Sputnik V single dose triggers strong antibody response: Studytext_fields
London: A single dose of the Sputnik V vaccine is found to be enough to trigger antibody response against the Covid-19 virus in already infected people, according to a study.
The new study, published on Tuesday in the journal Cell Reports Medicine, studied whether a single dose would achieve greater public health benefit than two doses by allowing protection of a larger population more quickly.
Previous studies have found that two doses of Sputnik V, a vector vaccine produced using a combination of two adenoviruses, results in 92 per cent efficacy against COVID-19 infection.
Adenoviruses are common viruses that cause a range of illness with cold-like symptoms such as fever and sore throat.
"Due to limited vaccine supply and uneven vaccine distribution in many regions of the world, health authorities urgently need data on the immune response to vaccines to optimize vaccination strategies," said study senior author Andrea Gamarnik of the Fundacion Instituto Leloir-CONICET in Buenos Aires, Argentina.
"The peer-reviewed data we present provide information for guiding public health decisions in light of the current global health emergency," Gamarnik said.
The researchers noted that evidence from other vaccines offers support for the one-shot approach.
The AstraZeneca vaccine, for example, shows 76 per cent efficacy after a single dose, and the Moderna and Pfizer vaccines may induce sufficient immunity in previously infected individuals after one dose, with no apparent benefit of an additional dose, they said.
In the latest study, the researchers compared the effects of one and two shots of Sputnik V on SARS-CoV-2-specific antibody responses in 289 healthcare workers in Argentina.
Three weeks after the second dose, all volunteers with no prior infection generated virus-specific immunoglobulin G (IgG) antibodies -- the most common type of antibody found in blood.
However, even within three weeks of receiving the first dose, 94 per cent of these participants developed IgG antibodies against the virus, and 90 per cent showed evidence of neutralising antibodies, which interfere with the ability of viruses to infect cells.
The research further showed that IgG and neutralising antibody levels in previously infected participants were significantly higher after one dose than those in fully vaccinated volunteers with no history of infection.

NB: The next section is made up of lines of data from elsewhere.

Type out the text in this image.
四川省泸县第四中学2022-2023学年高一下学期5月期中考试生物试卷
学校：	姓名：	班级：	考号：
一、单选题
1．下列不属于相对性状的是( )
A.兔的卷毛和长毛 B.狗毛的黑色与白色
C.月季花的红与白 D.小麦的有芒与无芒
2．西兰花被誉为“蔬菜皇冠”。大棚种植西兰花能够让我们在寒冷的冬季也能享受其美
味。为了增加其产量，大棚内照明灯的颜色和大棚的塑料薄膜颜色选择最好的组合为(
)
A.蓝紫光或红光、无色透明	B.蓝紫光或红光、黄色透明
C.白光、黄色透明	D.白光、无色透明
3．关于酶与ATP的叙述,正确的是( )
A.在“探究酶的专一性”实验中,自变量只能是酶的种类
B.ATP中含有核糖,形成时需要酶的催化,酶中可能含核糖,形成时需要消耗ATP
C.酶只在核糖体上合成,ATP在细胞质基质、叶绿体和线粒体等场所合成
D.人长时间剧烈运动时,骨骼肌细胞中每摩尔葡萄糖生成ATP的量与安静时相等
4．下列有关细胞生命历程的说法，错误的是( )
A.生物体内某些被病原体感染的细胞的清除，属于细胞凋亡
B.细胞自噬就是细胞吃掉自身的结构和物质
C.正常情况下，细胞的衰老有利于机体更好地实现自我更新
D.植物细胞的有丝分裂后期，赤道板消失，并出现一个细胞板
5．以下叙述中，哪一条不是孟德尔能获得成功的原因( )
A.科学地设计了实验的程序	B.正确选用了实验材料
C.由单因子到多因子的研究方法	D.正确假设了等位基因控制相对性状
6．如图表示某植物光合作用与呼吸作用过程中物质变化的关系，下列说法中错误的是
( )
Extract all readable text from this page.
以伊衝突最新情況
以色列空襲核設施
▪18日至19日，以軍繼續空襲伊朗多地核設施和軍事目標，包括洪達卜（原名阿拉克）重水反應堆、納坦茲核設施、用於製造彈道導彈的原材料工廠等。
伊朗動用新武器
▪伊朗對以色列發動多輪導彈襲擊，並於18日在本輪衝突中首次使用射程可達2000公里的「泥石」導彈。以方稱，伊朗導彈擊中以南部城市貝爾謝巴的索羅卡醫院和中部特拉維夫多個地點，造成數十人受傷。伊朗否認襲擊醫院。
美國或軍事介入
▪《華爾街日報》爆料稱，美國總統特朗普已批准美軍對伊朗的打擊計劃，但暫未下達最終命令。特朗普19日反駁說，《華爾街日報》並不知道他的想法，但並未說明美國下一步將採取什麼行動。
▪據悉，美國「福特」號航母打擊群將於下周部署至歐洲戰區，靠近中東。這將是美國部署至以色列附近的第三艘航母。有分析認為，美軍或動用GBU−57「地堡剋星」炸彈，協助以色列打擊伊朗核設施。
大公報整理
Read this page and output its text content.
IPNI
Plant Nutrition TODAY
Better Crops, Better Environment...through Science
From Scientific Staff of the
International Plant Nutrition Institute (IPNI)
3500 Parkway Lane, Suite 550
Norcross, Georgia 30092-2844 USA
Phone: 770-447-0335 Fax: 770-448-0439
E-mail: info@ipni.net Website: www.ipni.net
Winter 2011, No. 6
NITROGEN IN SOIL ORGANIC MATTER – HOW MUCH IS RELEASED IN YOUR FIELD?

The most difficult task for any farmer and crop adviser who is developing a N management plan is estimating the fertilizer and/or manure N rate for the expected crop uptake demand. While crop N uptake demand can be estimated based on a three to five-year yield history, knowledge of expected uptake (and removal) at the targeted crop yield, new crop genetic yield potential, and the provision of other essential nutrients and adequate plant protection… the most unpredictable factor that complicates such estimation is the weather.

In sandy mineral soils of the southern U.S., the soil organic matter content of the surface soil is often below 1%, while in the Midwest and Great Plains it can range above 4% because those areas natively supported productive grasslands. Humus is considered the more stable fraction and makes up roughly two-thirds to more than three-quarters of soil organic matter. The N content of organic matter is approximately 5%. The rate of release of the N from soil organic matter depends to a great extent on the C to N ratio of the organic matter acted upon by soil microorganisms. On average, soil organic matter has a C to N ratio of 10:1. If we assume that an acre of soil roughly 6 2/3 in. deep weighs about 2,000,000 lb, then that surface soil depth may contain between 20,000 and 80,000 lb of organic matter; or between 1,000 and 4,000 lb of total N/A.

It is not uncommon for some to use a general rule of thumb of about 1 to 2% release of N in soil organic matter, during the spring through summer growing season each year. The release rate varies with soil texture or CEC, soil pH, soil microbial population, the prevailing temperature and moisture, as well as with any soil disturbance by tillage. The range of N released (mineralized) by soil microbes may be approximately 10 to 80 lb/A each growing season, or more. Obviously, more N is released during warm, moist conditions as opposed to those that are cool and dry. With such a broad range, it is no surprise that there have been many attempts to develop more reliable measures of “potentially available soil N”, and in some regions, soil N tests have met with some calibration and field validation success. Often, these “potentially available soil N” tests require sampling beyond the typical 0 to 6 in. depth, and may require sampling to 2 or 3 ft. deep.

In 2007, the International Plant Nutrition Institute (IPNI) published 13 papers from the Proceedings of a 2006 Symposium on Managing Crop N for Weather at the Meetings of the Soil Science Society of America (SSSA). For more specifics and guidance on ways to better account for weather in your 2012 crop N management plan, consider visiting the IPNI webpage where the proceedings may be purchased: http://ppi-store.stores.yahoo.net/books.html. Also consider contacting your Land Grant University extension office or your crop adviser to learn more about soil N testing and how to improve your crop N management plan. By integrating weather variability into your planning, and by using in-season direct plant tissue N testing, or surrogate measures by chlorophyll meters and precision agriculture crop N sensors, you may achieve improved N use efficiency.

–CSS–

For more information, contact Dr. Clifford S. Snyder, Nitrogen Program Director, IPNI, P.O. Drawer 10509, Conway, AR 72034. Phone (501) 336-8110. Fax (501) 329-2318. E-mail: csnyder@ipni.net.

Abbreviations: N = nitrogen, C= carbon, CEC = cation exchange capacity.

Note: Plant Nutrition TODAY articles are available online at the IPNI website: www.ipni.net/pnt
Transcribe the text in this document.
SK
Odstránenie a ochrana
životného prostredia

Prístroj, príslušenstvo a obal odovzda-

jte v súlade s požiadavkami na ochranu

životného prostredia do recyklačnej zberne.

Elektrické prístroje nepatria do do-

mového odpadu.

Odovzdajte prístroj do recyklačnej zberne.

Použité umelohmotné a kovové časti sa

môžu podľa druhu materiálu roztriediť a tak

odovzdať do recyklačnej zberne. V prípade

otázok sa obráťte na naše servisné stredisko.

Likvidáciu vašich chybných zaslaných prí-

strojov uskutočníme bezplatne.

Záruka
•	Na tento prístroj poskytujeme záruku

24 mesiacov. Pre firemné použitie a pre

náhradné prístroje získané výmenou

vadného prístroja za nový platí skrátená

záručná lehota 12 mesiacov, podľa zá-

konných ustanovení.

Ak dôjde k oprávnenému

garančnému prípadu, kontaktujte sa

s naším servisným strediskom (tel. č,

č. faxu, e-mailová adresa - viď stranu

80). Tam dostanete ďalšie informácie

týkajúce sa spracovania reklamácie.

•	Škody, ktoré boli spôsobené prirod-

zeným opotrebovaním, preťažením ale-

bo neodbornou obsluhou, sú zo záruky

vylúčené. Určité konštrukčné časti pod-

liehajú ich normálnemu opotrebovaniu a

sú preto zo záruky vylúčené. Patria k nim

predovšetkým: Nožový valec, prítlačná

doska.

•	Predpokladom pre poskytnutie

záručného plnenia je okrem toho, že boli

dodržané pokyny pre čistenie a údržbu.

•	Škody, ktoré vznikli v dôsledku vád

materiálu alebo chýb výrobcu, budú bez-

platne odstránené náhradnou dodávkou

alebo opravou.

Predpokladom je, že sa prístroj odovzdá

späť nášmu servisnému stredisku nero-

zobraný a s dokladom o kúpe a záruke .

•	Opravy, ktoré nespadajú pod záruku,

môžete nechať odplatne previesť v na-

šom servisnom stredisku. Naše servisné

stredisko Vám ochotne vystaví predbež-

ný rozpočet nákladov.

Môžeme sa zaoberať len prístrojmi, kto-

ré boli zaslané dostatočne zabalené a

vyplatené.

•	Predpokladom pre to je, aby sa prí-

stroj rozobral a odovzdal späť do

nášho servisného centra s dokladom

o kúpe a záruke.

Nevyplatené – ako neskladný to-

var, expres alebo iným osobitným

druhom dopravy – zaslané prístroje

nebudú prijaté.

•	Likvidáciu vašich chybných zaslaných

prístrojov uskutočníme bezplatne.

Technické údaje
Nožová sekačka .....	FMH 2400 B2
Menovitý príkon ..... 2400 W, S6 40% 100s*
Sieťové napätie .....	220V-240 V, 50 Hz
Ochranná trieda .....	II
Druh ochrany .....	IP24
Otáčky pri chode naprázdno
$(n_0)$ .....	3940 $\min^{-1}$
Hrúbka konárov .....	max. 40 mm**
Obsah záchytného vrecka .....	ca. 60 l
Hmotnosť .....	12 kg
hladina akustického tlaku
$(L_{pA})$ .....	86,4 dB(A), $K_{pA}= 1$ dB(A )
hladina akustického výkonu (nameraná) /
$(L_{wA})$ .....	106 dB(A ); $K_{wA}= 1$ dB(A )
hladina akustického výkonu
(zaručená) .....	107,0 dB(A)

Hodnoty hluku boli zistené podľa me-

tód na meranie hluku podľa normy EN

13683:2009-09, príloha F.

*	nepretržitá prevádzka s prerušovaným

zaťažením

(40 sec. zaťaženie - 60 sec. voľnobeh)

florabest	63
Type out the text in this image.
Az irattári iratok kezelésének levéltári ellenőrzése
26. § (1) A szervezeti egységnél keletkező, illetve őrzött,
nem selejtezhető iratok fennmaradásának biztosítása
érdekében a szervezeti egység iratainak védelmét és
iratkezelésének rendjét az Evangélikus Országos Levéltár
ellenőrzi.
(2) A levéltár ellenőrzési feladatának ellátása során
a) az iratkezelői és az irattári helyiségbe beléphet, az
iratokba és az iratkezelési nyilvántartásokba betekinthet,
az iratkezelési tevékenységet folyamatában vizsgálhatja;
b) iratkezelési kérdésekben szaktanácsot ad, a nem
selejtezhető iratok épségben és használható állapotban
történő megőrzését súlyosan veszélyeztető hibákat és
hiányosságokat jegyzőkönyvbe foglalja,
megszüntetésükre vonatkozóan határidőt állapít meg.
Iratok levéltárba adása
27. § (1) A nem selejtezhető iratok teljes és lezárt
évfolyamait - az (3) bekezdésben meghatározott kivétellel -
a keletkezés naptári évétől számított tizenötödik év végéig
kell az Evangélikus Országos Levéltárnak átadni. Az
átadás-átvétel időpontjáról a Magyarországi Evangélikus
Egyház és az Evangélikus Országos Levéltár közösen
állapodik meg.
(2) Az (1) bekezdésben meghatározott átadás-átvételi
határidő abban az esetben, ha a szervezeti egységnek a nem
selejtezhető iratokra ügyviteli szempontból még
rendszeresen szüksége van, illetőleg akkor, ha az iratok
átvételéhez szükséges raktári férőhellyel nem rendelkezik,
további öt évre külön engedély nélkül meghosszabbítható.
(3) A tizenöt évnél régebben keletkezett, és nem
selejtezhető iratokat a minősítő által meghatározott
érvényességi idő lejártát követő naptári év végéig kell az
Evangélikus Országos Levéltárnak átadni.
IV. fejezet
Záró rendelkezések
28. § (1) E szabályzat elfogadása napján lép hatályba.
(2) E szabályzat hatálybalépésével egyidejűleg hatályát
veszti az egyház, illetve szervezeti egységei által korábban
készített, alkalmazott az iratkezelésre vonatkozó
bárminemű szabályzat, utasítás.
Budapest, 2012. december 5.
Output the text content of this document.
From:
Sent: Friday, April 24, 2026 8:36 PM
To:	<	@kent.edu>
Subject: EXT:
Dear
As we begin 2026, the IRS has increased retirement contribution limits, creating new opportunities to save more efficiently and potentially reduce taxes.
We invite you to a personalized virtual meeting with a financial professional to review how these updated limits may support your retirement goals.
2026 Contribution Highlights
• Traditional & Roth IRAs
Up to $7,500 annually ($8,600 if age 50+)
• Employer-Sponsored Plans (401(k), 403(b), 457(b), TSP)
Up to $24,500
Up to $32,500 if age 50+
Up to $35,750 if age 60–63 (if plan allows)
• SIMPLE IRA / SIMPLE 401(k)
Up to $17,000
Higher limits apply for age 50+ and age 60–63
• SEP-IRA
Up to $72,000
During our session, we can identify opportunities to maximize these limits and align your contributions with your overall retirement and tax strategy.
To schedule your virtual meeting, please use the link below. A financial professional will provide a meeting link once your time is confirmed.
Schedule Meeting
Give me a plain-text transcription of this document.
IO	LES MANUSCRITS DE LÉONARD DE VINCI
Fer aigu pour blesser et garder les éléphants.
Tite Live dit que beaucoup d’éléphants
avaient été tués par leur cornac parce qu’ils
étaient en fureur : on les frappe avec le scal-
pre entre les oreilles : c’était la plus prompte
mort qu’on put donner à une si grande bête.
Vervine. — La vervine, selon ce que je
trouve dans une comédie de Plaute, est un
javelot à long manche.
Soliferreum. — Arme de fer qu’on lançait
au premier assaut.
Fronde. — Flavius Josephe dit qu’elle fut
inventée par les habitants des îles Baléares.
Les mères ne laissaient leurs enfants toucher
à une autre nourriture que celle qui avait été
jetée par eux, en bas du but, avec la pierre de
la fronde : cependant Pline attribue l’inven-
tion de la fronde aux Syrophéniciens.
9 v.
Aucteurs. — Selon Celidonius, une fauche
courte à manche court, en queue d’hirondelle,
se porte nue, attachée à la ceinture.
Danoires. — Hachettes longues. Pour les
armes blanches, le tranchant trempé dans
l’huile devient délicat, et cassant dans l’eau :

A second dose did not increase the production of neutralising antibodies in previously infected volunteers.
"This highlights the robust response to vaccination of previously infected individuals, suggesting that naturally acquired immunity might be enhanced sufficiently by a single dose, in agreement with recent studies using mRNA vaccines," Gamarnik said.
The researchers noted that further studies are needed to evaluate the duration of the immune response and to assess how antibody levels relate to vaccine protection against COVID-19.
The high antibody levels after a single dose in naive participants suggests a benefit of delaying second dose administration to increase the number of people vaccinated, they said.
"Evidence based on quantitative information will guide vaccine deployment strategies in the face of worldwide vaccine supply restriction," Gamarnik added.